Dimension	MAE	95% PI coverage
`bimalleolar_breadth`	2.8 mm	84.0%
`hand_breadth`	2.9 mm	88.3%
`lateral_malleolus_height`	3.9 mm	92.3%
`head_breadth`	4.3 mm	91.3%
`menton_sellion_length`	4.8 mm	94.3%
`wrist_circumference`	5.4 mm	86.7%
`head_length`	5.7 mm	89.0%
`hand_length`	6.6 mm	89.0%
`forearm_length`	10.0 mm	90.7%
`ankle_circumference`	10.8 mm	78.7%

FLESH dimensions (circumferences) carry higher MAE by design: soft-tissue volume is not fully determined by height and mass alone. Supplying circumference anchors directly reduces FLESH MAE — see Anchor Strategy for the precision impact of additional inputs.

NHANES civilian holdout (Tracks 3–4)

ANSUR II is a military dataset of athletic adults. To assess generalization to a civilian population, a separate holdout of 500 NHANES subjects (Track 3) and 300 with random anchors (Track 4) was run.

Metric	Result	Target
Average MAE across dimensions	14.1 mm	≤ 16 mm ✓
95% PI coverage	77–79%	> 75% ✓

Note on NHANES landmark differences: NHANES measures upper_arm_length from a different anatomical landmark than ANSUR II, producing a systematic ~50 mm offset. The engine produces values consistent with ANSUR II / ISO 7250-1 landmark definitions. If your application requires NHANES-convention measurements, apply a fixed 50 mm correction to upper_arm_length outputs.

Effect of circumference anchors — Track 6

When clients supply circumference measurements alongside height and mass (PRIMARY_RICH tier), the engine constrains soft-tissue predictions directly rather than estimating them from body mass.

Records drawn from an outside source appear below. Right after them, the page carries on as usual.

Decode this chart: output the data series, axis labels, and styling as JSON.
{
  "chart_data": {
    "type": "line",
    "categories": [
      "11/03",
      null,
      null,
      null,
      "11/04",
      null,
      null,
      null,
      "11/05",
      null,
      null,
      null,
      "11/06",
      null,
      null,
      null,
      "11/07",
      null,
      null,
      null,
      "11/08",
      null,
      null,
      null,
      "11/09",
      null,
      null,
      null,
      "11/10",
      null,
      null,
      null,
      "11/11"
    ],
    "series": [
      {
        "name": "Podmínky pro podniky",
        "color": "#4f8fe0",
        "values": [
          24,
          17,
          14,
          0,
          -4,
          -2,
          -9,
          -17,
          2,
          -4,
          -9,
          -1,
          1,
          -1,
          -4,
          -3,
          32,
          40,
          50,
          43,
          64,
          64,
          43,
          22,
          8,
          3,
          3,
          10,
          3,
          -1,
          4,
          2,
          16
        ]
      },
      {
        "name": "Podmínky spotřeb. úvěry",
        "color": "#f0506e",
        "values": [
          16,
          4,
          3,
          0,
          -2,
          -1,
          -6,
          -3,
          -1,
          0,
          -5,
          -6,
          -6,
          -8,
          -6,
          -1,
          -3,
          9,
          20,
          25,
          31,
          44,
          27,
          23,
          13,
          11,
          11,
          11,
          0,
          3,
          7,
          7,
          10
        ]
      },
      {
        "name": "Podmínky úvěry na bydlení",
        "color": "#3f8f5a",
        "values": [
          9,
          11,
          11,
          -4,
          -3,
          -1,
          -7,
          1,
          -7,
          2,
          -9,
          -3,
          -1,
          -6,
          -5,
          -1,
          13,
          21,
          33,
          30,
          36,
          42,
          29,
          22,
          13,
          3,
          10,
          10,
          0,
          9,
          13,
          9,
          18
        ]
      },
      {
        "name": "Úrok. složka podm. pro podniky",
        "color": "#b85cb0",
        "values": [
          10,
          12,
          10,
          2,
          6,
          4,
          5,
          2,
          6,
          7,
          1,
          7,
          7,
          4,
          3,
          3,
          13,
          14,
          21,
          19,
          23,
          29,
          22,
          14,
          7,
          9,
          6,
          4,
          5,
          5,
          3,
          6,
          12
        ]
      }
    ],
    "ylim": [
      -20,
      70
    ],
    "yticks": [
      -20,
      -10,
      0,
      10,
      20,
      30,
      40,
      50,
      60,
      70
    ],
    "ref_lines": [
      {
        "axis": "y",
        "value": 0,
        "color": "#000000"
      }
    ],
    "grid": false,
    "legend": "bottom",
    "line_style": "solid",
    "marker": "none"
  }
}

Configuration	Dimensions improved	Neutral	Degraded
Height + mass + hip	15	35	5
Height + mass + waist	11	40	4
Height + mass + chest	15	37	3
Height + mass + neck + wrist	7	45	2
Height + mass + all 5 circumferences	34	17	0
Height + mass + all 5 (civilian build)	34	17	0
Height + mass + all 5 (overweight)	29	19	3

With 5 circumference anchors, 34 of 56 tested dimensions improve and zero degrade for athletic and civilian body types. Additional input signal propagates correctly through the prediction pipeline — it does not introduce regression artifacts.

Reproducibility

All results above were generated by tests/precision_validation_v4.py (RANDOM_SEED=42). Three independent runs — local development, local post-cleanup, and production Google Cloud Run EU — produced numerically identical output across all MAE, bias, and coverage metrics (0.0 mm delta). The validation is not environment-specific; it is a property of the API itself.

Limitations

Area	Detail
Training population	ANSUR II is US military: athletic adults, narrow BMI distribution. NHANES civilian holdout (n=800) confirms generalization, but predictions for extreme BMI subjects carry higher FLESH error.
MIDDLE_EAST female	Coefficients derived from global baseline. Dedicated regional survey not available.
AFRICA	Standard deviations proxied from ANSUR II with a conservative confidence penalty applied.
INDIA female	ASIA_PACIFIC fallback coefficients.
Torso circumferences without anchors	`waist_circumference`, `hip_circumference`, `calf_circumference` have higher MAE at `PRIMARY_BOTH` tier — body composition at a given BMI varies substantially across individuals. Supplying one circumference anchor brings these dimensions to `PRIMARY_RICH` accuracy.